Comment Re:same old same old (Score 2) 792

Well said, though I'd add the caveat that the broad southern affinity for the Republican Party is a more recent development. The South was more Democratic until only recently. The Dixiecrats were a major force in their party's, and the nation's politics not very long ago, and that stems all the way back to opposition to Lincoln's party. So the Southern attempts to block civil rights advancements were mostly coming from the Democratic Party (which is a fact that most people under 30 seem completely unaware of). So the internal inconsistency of the two parties that you mention is actually surprisingly strong.

Comment Re:Nurturing accuracy (Score 1) 361

When I was a kid, I kind of liked stations that did anounncer-read commercials, because they were less annoying than other commercials. It wasn't until I became an adult that it even occurred to me that this was a failure of integrity. I'm glad I'm not the only person who has noticed there is a problem with that model.

Comment Re:Nurturing accuracy (Score 5, Insightful) 361

I think our current chaotic information pool will improve in quality as honest brokers of info bundling and verification services emerge and thus develop a reputation.

I have been hoping for this outcome, but there is a lot of reason to believe it is unlikely. One reason is that, when it comes to mass social media-developed stories, the brokers are everyone, and honest news sources can be overwhelmed and lost in the noise. To prevent this, every person has to regard him- or herself as a journalist with an obligation to check things before posting them, tweeting them, or otherwise passing them along. Given how well this has worked with all of the incredibly unbelievable urban legends that continue to be propagated via email despite easy fact checking, I have a feeling a lot more people find it easier to click "share" than to take time to look something up carefully.

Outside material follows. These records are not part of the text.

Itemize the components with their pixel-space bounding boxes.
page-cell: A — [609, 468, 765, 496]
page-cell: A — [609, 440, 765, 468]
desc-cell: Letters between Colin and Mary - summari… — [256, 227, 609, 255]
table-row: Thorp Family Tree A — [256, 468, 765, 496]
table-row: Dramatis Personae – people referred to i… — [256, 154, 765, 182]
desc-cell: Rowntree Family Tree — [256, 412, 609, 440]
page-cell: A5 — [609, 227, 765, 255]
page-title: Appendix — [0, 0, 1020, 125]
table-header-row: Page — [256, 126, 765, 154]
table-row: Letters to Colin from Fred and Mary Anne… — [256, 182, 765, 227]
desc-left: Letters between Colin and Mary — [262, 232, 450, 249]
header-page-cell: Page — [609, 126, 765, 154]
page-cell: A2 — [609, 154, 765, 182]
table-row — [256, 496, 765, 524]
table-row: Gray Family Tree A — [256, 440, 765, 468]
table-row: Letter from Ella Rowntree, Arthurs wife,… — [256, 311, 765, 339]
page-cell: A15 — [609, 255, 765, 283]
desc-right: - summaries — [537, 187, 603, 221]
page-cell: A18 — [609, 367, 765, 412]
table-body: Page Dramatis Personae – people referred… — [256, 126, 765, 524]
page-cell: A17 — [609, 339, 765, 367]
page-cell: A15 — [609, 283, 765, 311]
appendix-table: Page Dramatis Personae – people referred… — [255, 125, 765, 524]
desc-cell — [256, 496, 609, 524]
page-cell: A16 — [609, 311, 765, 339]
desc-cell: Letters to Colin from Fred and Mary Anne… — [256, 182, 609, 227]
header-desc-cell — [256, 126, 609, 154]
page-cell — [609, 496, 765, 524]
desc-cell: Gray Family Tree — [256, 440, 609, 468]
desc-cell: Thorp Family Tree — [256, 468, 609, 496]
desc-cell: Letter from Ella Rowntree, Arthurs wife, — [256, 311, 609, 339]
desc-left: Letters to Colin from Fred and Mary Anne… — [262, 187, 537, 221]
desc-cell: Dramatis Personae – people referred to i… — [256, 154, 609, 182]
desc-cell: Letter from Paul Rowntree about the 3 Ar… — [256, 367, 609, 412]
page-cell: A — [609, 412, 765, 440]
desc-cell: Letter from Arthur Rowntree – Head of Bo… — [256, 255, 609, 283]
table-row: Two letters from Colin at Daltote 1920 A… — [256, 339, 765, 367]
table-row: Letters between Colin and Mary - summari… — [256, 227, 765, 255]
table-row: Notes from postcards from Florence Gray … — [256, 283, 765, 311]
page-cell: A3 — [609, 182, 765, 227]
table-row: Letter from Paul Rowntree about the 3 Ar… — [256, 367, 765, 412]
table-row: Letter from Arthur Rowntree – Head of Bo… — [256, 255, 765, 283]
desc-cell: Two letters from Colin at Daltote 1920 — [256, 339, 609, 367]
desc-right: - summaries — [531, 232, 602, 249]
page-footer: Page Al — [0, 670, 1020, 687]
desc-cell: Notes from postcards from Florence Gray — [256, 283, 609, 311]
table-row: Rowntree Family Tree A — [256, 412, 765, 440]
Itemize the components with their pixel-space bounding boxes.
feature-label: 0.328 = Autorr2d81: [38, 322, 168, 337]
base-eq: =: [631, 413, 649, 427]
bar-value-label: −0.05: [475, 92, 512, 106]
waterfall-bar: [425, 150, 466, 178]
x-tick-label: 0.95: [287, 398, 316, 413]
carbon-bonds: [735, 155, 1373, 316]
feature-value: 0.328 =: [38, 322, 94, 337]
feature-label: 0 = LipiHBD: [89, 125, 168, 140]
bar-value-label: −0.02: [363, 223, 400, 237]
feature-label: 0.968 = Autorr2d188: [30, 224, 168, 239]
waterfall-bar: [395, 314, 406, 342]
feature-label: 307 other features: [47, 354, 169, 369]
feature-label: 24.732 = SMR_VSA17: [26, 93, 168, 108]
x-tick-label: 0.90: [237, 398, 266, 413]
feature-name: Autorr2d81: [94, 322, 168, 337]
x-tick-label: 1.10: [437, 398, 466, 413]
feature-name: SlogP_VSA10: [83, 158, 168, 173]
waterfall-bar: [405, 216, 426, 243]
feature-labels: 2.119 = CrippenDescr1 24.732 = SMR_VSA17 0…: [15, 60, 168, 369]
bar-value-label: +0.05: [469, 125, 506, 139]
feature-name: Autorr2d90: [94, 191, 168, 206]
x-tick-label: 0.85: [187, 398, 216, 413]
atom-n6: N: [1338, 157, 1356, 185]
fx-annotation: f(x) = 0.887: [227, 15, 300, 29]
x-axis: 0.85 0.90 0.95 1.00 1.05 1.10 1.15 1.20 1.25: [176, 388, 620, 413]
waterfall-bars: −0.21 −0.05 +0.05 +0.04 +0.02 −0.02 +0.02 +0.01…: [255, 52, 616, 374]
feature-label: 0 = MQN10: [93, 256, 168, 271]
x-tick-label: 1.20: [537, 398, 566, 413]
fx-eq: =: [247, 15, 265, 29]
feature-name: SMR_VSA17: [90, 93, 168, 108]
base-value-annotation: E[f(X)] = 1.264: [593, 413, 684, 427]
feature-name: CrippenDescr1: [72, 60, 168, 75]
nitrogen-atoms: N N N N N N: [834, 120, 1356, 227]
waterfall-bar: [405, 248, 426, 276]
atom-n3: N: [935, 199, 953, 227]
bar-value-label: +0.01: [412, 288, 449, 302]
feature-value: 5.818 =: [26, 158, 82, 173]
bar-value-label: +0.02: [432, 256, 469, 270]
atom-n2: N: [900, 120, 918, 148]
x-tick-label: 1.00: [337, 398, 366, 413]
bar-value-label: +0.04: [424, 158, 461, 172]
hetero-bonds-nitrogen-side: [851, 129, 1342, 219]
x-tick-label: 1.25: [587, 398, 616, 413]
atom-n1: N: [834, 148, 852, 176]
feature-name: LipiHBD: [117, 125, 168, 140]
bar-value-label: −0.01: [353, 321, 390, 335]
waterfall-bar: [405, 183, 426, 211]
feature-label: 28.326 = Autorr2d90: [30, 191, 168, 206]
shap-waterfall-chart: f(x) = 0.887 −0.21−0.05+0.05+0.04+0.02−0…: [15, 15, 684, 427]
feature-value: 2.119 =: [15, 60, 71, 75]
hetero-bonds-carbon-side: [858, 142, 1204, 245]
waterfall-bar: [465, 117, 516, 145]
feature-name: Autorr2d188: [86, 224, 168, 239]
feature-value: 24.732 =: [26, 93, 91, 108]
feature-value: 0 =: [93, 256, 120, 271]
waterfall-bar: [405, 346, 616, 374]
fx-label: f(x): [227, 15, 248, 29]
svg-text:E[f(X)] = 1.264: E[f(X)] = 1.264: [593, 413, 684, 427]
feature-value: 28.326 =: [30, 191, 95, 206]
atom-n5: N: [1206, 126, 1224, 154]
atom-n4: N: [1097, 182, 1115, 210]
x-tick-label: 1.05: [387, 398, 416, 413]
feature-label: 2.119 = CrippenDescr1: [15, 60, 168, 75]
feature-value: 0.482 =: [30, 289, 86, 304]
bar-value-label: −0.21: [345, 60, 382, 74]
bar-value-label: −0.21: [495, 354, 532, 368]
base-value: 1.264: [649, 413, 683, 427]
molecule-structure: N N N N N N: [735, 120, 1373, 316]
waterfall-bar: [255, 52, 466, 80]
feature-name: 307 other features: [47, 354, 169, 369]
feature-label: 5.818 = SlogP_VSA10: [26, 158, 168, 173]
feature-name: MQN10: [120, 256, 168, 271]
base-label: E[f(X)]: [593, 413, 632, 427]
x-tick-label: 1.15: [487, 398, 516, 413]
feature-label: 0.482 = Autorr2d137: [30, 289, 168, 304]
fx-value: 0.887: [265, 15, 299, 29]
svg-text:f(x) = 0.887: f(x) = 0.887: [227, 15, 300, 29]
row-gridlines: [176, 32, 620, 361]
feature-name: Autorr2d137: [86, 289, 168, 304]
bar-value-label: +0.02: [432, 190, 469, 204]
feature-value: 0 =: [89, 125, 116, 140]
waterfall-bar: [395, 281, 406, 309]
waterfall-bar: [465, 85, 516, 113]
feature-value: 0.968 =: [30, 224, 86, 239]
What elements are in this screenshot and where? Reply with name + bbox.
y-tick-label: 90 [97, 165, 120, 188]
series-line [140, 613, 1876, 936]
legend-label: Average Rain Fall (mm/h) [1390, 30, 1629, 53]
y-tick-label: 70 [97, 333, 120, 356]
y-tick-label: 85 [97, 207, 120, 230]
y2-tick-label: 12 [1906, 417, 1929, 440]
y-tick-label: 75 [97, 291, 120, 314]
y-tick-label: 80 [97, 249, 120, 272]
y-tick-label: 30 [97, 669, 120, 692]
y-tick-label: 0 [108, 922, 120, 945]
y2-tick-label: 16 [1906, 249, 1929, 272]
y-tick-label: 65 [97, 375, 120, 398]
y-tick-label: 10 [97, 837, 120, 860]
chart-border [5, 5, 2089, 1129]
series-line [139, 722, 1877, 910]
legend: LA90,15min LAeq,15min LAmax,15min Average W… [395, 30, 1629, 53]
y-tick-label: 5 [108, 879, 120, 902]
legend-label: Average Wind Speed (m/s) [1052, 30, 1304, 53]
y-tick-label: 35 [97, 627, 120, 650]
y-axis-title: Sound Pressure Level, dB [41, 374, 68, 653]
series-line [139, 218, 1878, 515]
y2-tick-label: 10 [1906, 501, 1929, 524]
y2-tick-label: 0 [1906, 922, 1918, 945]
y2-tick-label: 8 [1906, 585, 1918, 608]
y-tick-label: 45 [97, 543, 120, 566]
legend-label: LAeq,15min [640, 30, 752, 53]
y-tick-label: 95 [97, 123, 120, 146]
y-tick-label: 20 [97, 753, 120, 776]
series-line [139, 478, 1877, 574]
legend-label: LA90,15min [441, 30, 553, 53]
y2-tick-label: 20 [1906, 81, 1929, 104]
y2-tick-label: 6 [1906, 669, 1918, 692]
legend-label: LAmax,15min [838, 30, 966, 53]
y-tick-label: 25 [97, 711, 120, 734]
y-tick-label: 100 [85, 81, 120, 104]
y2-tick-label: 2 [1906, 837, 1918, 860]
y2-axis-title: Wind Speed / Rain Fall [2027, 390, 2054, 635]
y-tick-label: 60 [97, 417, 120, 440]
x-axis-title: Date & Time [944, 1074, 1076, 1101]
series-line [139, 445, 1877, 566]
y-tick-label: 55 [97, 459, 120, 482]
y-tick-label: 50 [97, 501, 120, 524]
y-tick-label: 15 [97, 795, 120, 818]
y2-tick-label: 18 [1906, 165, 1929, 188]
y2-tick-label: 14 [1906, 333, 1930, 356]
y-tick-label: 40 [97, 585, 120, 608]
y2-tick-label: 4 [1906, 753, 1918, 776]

The other reason I worry about this is that reputations themselves hold value and therefore are regularly sold off just like any other assets. How many companies are there that have developed a reputation for high quality, over many years, and then someone realized that if they put the same brand name on a lesser product, they could sell more of it at lesser cost. Sure, it diminishes the brand, but that takes time, and the profits are immediate. Furthermore, our culture (at least in the U.S.) has gradually devalued actual honesty (the foundation of a reputation) in favor of branding (the imagery of a reputation). Most troubling, personal honesty itself is not considered important. What is a paid endorsement, really? It is putting up your reputation for sale. Yet this is accepted without question as the best way to cash in on one's status as a trusted person. To see this in action out in the masses, how many bloggers, after building up a following, begin accepting "sponsored posts"? Vast numbers of them, and many have probably never even realized there is a moral dimension to this at all, it's just a way to earn money. If they have thought about it, they probably have never taken it seriously enough to actually refuse to do it, because looking at it as a form of dishonesty would be a "fringe" view in our present culture, and therefore easily dismissed regardless of its accuracy. So what I worry about is that, unless we somehow foster an actual cultural change, we'll wind up with just a continued bombardment of unchecked "facts" mixed with an endless succession of people and institutions that build up a trusted reputation and then cash out.